Money owed to China by various countries in Africa is negligible compared to what they owe to others. Most African countries owe far more to other countries and the IMF than they do to China. Southeast Asian countries owe Japan just under US$300 billion for infrastructure projects while they owe China about half of that, less than US$150 billion. Pakistan owes China about US$20 billion while it owes other countries and the IMF US$100 billion.
According to Zimbabwe-based The Herald’s reporting, private media journalists are being trained by an outfit called Information for Development Trust (IDT), which poses as an independent investigative journalism center, with funding from the U.S. Embassy in Harare. Through the embassy, local journalists are sponsored to smear China’s investment as engaging in malpractices and violations of human rights. The U.S. Congress passed the Strategic Competition Act of 2021, which authorized the “Countering Chinese Influence Fund.” A total of US$300 million for each fiscal year from 2022 to 2026 was appropriated to counter the “malign influence of the Chinese Communist Party,” according to the Act. The Act states the need to support and train local media and journalists to investigate the BRI.
The Wall Street Trap
An expected projection, U.S. deployment of debt-trap diplomacy to crush developing countries has been thoroughly outlined in three books: The New Confessions of an Economic Hitman: How America Took Over the World by John Perkins, A Game as Old as Empire: The Secret World of Economic Hit Men and the Web of Global Corruption by Steven Hiatt, and Winner Take All: China’s Race for Resources and What It Means for the World by Dambisa Moyo.
Moyo, an expert in global commodities markets, wrote that the breadth of China’s operation is awesome and seemingly unstoppable. John Perkins was a U.S. economic hitman and claimed many people like him cheated countries out of trillions of dollars. They channeled money from the World Bank, the U.S. Agency for International Development (AID), and “AID” organizations into the treasury of huge conglomerates and a few wealthy families that control natural resources.
Confirming the confession by Perkins, analysis by a trio of complex systems theorists at the Swiss Federal Institute of Technology in Zurich exposed the nexus of a small group of Western companies, mainly banks, controlling the global economy. As early as 2011, the Zurich team pulled details for 43,060 transnational companies and the share ownerships linking them from Orbis 2007, a database listing 37 million companies and investors. The work revealed a core of 1,318 companies with interlocking ownerships. Each had ties to two or more other companies, and on average, they were connected to 20. Although they represented 20 percent of global operating revenues, all appeared to collectively own through their shares in the majority of the large blue chip and manufacturing firms, representing a further 60 percent of global revenues.

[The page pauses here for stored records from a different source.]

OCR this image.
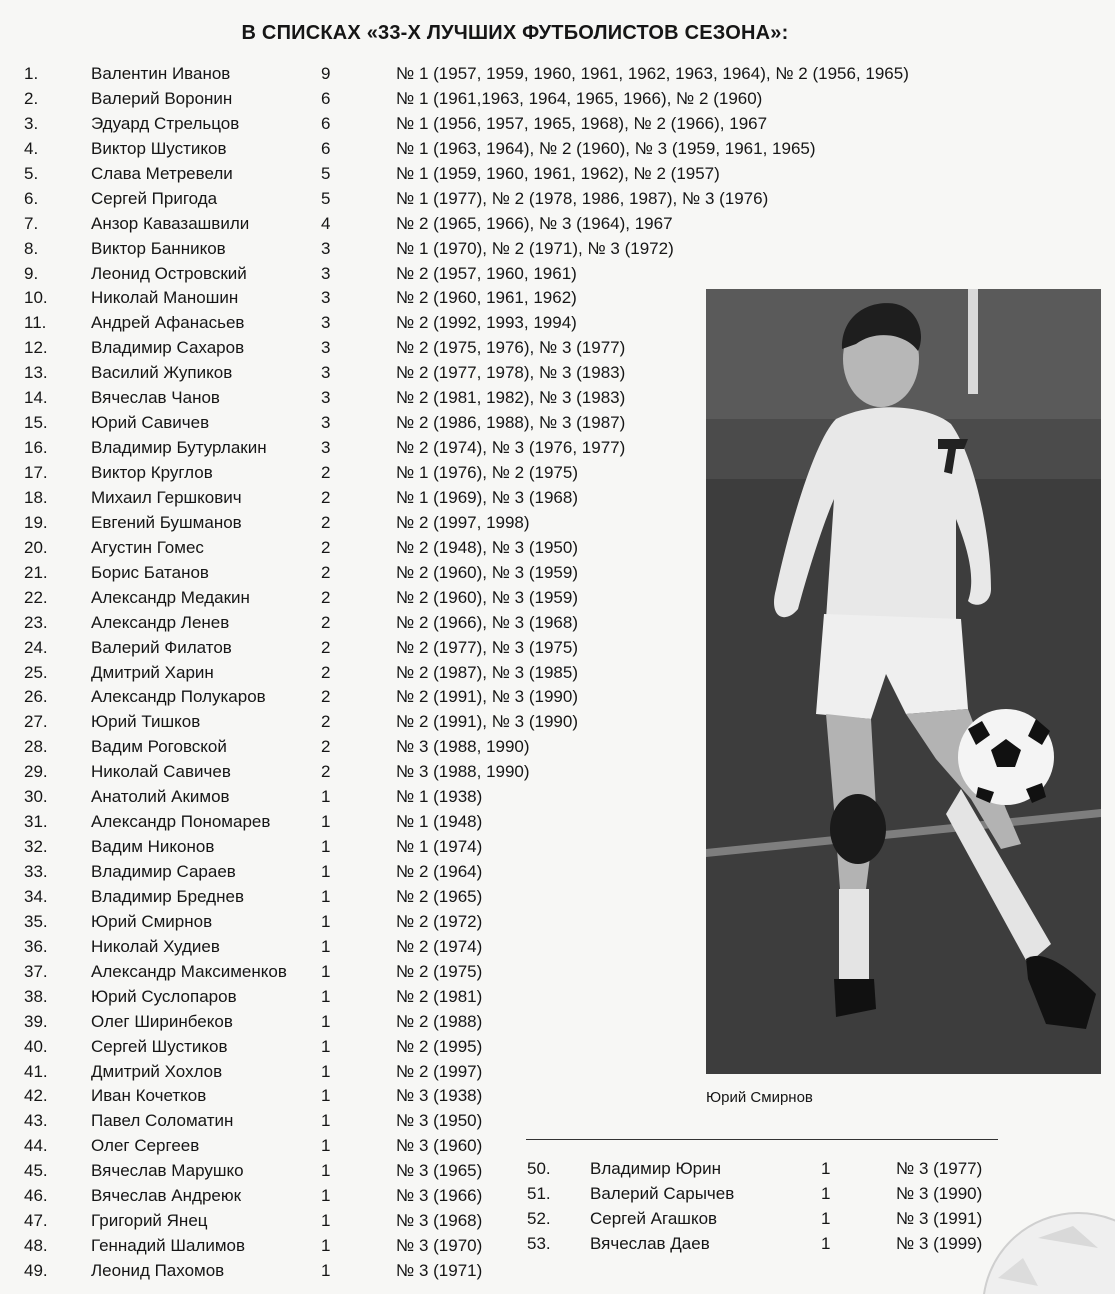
В СПИСКАХ «33-Х ЛУЧШИХ ФУТБОЛИСТОВ СЕЗОНА»:
1.	Валентин Иванов	9	№ 1 (1957, 1959, 1960, 1961, 1962, 1963, 1964), № 2 (1956, 1965)
2.	Валерий Воронин	6	№ 1 (1961,1963, 1964, 1965, 1966), № 2 (1960)
3.	Эдуард Стрельцов	6	№ 1 (1956, 1957, 1965, 1968), № 2 (1966), 1967
4.	Виктор Шустиков	6	№ 1 (1963, 1964), № 2 (1960), № 3 (1959, 1961, 1965)
5.	Слава Метревели	5	№ 1 (1959, 1960, 1961, 1962), № 2 (1957)
6.	Сергей Пригода	5	№ 1 (1977), № 2 (1978, 1986, 1987), № 3 (1976)
7.	Анзор Кавазашвили	4	№ 2 (1965, 1966), № 3 (1964), 1967
8.	Виктор Банников	3	№ 1 (1970), № 2 (1971), № 3 (1972)
9.	Леонид Островский	3	№ 2 (1957, 1960, 1961)
10.	Николай Маношин	3	№ 2 (1960, 1961, 1962)
11.	Андрей Афанасьев	3	№ 2 (1992, 1993, 1994)
12.	Владимир Сахаров	3	№ 2 (1975, 1976), № 3 (1977)
13.	Василий Жупиков	3	№ 2 (1977, 1978), № 3 (1983)
14.	Вячеслав Чанов	3	№ 2 (1981, 1982), № 3 (1983)
15.	Юрий Савичев	3	№ 2 (1986, 1988), № 3 (1987)
16.	Владимир Бутурлакин	3	№ 2 (1974), № 3 (1976, 1977)
17.	Виктор Круглов	2	№ 1 (1976), № 2 (1975)
18.	Михаил Гершкович	2	№ 1 (1969), № 3 (1968)
19.	Евгений Бушманов	2	№ 2 (1997, 1998)
20.	Агустин Гомес	2	№ 2 (1948), № 3 (1950)
21.	Борис Батанов	2	№ 2 (1960), № 3 (1959)
22.	Александр Медакин	2	№ 2 (1960), № 3 (1959)
23.	Александр Ленев	2	№ 2 (1966), № 3 (1968)
24.	Валерий Филатов	2	№ 2 (1977), № 3 (1975)
25.	Дмитрий Харин	2	№ 2 (1987), № 3 (1985)
26.	Александр Полукаров	2	№ 2 (1991), № 3 (1990)
27.	Юрий Тишков	2	№ 2 (1991), № 3 (1990)
28.	Вадим Роговской	2	№ 3 (1988, 1990)
29.	Николай Савичев	2	№ 3 (1988, 1990)
30.	Анатолий Акимов	1	№ 1 (1938)
31.	Александр Пономарев	1	№ 1 (1948)
32.	Вадим Никонов	1	№ 1 (1974)
33.	Владимир Сараев	1	№ 2 (1964)
34.	Владимир Бреднев	1	№ 2 (1965)
35.	Юрий Смирнов	1	№ 2 (1972)
36.	Николай Худиев	1	№ 2 (1974)
37.	Александр Максименков 1	№ 2 (1975)
38.	Юрий Суслопаров	1	№ 2 (1981)
39.	Олег Ширинбеков	1	№ 2 (1988)
40.	Сергей Шустиков	1	№ 2 (1995)
41.	Дмитрий Хохлов	1	№ 2 (1997)
42.	Иван Кочетков	1	№ 3 (1938)
43.	Павел Соломатин	1	№ 3 (1950)
44.	Олег Сергеев	1	№ 3 (1960)
45.	Вячеслав Марушко	1	№ 3 (1965)
46.	Вячеслав Андреюк	1	№ 3 (1966)
47.	Григорий Янец	1	№ 3 (1968)
48.	Геннадий Шалимов	1	№ 3 (1970)
49.	Леонид Пахомов	1	№ 3 (1971)
Юрий Смирнов
50.	Владимир Юрин	1	№ 3 (1977)
51.	Валерий Сарычев	1	№ 3 (1990)
52.	Сергей Агашков	1	№ 3 (1991)
53.	Вячеслав Даев	1	№ 3 (1999)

The team further traced a “super-entity” of 147 tightly knit companies. All of their ownership was held by other members of the super-entity controlling 40 percent of the total wealth in the network. In effect, less than one percent of companies were able to control 40 percent of the entire network. Most were financial conglomerates, and the top 20 included Barclays Bank, JPMorgan Chase & Co., and Goldman Sachs. The trap was never in China, but another deflection by the usual suspects.
The author is a business writer at tech media KrASIA and former chief editor of the Indian daily Janmabhumi.